Wednesday, February 25, 2009

Feburary 1.0

Summer is almost over. And that makes me sad. And scared. But mostly sad. I feel like I've wasted the weather. I haven't been to be beach enough. I haven't basked in the sun enough. I haven't, I don't even know, appreciated it enough. I'm just sad that soon the sun will dissapear and the horrible cold winds will come to whip hair around our faces and chill us to the bone. And the gray. It makes me depressed. I'd much rather summer when the sky sparkles and the sun is so cheerful. Where the grass looks especially green and lush and the sky has a million shades of blue.

The end of summer also means the back to school. Back to listening and learning and being quiet. Back to deadlines and blue pens and missing important points. Back to sitting through an hour or so of the drone of imaginary bees and the whispers and the glow of under desk texting. Unfortunately I am exaggerating. It's not that bad. It's just different from the carefree, unstructed, free flowing days of holidays. And I'm not liking it one bit... and I haven't even started yet.

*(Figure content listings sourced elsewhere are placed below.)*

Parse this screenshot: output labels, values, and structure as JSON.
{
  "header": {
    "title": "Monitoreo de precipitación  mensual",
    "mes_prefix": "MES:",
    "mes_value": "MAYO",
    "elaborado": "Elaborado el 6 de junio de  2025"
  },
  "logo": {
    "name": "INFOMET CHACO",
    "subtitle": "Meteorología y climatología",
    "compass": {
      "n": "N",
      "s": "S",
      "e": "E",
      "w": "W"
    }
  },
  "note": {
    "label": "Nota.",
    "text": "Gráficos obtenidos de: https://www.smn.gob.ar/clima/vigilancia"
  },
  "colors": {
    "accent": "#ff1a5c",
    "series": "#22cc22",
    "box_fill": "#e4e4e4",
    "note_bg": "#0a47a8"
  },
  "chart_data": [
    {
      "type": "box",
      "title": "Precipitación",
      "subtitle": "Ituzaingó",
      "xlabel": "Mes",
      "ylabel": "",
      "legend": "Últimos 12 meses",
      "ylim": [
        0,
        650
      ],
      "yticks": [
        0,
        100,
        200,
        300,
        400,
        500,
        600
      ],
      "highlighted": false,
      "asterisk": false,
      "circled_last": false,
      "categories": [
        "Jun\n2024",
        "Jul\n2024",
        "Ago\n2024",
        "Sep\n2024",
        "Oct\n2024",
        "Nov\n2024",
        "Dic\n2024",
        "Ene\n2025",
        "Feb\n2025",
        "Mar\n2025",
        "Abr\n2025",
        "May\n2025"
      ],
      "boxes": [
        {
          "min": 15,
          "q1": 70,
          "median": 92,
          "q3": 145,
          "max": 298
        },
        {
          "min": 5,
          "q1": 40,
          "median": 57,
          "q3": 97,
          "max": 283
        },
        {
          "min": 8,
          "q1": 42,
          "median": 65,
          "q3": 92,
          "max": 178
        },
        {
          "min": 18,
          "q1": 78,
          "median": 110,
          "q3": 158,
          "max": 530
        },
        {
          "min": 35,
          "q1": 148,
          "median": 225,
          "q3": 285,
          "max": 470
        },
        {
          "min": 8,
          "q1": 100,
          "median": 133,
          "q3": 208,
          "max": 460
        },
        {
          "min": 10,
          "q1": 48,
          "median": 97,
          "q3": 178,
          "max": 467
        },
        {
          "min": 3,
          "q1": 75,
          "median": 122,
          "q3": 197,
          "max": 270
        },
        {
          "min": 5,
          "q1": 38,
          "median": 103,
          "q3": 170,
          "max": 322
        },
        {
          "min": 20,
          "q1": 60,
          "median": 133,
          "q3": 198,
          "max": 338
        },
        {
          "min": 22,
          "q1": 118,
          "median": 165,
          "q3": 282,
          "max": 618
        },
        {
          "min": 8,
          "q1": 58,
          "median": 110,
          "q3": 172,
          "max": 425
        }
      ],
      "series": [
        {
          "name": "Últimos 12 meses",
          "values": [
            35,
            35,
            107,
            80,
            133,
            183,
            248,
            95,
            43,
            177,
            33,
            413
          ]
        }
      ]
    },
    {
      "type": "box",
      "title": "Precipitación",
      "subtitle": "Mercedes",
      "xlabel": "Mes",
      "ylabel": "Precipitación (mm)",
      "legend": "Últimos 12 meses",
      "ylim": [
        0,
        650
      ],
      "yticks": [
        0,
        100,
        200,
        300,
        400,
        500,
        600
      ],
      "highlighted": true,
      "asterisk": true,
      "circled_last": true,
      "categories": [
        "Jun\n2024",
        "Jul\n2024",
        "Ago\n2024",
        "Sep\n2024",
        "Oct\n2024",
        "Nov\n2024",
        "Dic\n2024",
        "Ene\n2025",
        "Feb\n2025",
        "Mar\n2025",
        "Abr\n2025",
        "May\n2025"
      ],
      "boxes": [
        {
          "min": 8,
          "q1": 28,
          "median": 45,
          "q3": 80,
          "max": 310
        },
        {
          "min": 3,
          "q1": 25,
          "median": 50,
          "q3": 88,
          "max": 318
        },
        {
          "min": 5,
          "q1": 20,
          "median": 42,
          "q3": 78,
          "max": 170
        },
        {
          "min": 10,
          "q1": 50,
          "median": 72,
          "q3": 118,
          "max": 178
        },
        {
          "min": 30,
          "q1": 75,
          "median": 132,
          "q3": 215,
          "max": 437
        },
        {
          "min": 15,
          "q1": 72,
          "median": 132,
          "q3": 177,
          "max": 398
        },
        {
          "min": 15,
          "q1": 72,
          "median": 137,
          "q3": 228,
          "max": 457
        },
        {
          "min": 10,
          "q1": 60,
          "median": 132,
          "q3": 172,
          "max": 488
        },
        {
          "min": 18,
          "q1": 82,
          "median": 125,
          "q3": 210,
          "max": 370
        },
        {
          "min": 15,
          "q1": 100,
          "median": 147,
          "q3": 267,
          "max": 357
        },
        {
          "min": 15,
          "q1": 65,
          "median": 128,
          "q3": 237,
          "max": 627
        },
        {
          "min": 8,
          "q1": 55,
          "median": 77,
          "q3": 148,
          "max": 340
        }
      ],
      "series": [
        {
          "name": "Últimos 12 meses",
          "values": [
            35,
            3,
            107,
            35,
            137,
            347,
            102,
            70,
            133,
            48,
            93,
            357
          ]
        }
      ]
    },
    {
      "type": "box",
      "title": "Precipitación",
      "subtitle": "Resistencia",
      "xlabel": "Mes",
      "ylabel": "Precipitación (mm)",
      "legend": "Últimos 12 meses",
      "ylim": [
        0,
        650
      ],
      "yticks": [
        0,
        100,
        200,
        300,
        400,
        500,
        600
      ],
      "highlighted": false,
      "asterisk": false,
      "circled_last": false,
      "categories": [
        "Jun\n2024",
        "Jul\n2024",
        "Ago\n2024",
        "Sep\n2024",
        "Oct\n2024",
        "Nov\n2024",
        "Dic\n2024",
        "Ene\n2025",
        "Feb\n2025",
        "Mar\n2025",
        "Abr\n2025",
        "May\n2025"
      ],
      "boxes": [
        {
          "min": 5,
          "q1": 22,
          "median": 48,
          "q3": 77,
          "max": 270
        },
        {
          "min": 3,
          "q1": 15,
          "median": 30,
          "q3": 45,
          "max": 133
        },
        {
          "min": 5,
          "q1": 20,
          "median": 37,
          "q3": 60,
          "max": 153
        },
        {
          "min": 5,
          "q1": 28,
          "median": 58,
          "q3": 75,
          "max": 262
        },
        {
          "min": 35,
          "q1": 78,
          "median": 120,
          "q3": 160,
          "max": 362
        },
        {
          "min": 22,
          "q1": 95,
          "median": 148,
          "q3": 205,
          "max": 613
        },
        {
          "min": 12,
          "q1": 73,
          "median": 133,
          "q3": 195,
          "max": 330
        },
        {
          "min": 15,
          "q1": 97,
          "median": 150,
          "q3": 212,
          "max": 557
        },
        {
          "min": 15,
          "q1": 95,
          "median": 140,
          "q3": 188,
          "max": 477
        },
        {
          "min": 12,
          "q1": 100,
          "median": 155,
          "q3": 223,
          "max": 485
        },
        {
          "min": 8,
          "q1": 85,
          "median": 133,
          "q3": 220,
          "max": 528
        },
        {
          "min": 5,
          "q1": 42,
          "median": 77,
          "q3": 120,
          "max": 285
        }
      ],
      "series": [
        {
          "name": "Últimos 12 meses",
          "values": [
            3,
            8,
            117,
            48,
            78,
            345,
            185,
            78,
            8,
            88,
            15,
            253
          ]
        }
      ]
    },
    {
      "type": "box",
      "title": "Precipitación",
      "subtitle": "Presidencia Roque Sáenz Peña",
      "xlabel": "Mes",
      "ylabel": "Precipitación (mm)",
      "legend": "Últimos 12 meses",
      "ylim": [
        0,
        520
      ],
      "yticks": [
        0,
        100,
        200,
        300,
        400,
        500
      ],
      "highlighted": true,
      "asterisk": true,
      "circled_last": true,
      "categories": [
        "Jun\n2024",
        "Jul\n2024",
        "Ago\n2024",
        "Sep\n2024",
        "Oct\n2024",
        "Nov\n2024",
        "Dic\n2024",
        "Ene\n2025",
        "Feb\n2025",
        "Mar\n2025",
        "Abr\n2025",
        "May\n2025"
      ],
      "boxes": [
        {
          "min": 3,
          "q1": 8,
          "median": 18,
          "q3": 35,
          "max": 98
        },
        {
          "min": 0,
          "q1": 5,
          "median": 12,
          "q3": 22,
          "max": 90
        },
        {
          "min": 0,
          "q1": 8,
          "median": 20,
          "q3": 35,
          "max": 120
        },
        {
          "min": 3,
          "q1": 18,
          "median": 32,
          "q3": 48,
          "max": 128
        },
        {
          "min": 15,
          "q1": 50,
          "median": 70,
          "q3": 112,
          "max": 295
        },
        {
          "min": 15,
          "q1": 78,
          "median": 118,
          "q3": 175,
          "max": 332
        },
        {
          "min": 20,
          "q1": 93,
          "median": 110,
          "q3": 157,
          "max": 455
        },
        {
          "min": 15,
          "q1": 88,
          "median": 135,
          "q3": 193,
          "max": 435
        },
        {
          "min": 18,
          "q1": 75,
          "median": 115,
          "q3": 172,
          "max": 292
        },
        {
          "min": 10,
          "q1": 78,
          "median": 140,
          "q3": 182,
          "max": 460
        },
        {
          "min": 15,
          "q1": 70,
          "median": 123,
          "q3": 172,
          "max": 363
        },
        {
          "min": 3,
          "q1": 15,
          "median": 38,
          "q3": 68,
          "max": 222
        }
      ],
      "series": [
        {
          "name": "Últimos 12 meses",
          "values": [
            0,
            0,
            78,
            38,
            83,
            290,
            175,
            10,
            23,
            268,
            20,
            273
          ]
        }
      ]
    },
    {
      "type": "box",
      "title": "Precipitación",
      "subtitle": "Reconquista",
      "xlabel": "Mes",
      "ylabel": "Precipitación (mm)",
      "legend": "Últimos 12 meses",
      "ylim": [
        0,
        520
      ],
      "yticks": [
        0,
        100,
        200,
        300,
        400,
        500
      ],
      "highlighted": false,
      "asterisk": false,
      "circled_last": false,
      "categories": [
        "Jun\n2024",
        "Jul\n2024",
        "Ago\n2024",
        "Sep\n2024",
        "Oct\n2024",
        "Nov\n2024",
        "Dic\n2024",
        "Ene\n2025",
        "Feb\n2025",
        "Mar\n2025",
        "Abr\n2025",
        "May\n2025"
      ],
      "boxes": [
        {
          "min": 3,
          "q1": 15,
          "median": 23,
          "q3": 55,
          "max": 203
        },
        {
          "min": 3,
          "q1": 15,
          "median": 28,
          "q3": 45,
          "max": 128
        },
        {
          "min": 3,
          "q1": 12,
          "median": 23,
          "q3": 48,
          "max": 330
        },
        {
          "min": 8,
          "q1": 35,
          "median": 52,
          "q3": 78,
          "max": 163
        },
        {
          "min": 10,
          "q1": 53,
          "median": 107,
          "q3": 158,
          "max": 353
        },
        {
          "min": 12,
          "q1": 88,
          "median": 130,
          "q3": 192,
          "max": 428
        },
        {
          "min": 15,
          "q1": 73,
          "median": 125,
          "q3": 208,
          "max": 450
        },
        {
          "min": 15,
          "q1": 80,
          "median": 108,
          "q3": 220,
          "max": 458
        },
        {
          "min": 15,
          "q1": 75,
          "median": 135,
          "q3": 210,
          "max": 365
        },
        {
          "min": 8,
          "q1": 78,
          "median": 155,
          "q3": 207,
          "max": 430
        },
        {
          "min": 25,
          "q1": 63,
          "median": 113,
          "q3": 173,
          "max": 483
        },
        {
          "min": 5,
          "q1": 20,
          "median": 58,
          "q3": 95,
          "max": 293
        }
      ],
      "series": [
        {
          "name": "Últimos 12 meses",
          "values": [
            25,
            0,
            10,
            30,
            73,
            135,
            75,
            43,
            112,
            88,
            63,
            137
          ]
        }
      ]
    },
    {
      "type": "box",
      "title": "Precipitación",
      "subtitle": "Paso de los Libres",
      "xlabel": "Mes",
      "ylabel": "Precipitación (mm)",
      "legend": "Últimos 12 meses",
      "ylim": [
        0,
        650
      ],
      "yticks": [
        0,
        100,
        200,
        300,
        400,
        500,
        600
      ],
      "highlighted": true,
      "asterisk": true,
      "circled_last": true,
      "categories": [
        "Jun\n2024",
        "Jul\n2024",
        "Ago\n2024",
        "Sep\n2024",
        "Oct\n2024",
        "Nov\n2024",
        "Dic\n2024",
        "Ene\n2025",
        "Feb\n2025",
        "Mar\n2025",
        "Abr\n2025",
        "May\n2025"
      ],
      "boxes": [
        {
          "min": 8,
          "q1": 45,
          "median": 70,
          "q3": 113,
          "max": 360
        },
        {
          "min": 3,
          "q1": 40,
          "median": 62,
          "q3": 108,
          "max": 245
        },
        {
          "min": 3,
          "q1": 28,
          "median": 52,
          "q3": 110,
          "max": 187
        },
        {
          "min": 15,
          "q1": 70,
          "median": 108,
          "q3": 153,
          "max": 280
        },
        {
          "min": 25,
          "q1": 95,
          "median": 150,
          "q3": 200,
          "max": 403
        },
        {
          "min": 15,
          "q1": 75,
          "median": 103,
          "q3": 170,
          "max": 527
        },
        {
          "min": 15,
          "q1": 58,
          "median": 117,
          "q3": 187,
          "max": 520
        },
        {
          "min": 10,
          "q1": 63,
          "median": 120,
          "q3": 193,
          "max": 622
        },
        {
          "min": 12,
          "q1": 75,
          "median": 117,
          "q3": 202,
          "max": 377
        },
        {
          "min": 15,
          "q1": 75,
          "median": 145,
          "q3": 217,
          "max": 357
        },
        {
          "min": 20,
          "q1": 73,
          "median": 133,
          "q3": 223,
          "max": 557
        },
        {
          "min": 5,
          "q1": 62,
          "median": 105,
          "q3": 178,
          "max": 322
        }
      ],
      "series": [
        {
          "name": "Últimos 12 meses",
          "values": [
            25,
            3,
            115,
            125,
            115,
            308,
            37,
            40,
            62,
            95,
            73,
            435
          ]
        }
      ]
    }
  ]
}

Summer is however not over yet. There is still time. And things have been achieved. Recently I ventured to the Island of Phillip. Some of my awesome uni peoples and I nipped down for four days of not a-hell-of-a-lot. We sat enthralled through episodes of skins, we discussed the important matters of desalination plants, we discussed the unimportant matters of the correct use of eyeliner, we sat around the fire and discussed sex and sexually related topics, we attempted to find a song to mix with wonderwall, we walked to the fish and chip shop, twice...and it was closed, twice, and we read multiple copies of zoo magazine whilst commenting on how (un)attractive many of the girls featured actually were.


Monday, January 5, 2009

January 1.0

"Go right at the first stoplight, I'll be outside waiting for you"

But how long can you wait? When does it stretch from possibility to impossibility? I love the saying "I'll wait for you forever if I have to". It's so romantic, but in truth would anyone really wait forever? And once 'forever' had passed would it really live up to the expectations that had been set? Things work in mysterious ways. I don't know if I believe that God created the universe, or even if that a bunch of stuff colliding somehow miraculously created living beings. Existence seems a little... too difficult and intricate to be happening sometimes. And it's scary. It's all scary. Life. Being. The whole lot of it. You're supposed to act in a certain way but who says that's the right way? Is it merely ideological hegemony (a term we learnt about in media) where a ruling class in society creates 'rules' which are followed by the rest of us mere mortals. We all call green 'green' for example, but is it really? And who says that what we see as green, isn't seen as our purple by someone else? We're all individuals, or so we're told. But really aren't we all humans? All created from the same "mould"?

But back to waiting and the such. I have a wonderful thing, but sometimes I see and hear things that make me believe that it is really such a rare thing that I have to constantly check that it hasn't disappeared on me. Slipped out of my grip while my back was turned and I was distracted. But then I realise it's safe and I'm pretty sure it will always be safe. But I still like to check. It's still nice to know sometimes. Just so you appreciate it that little bit more.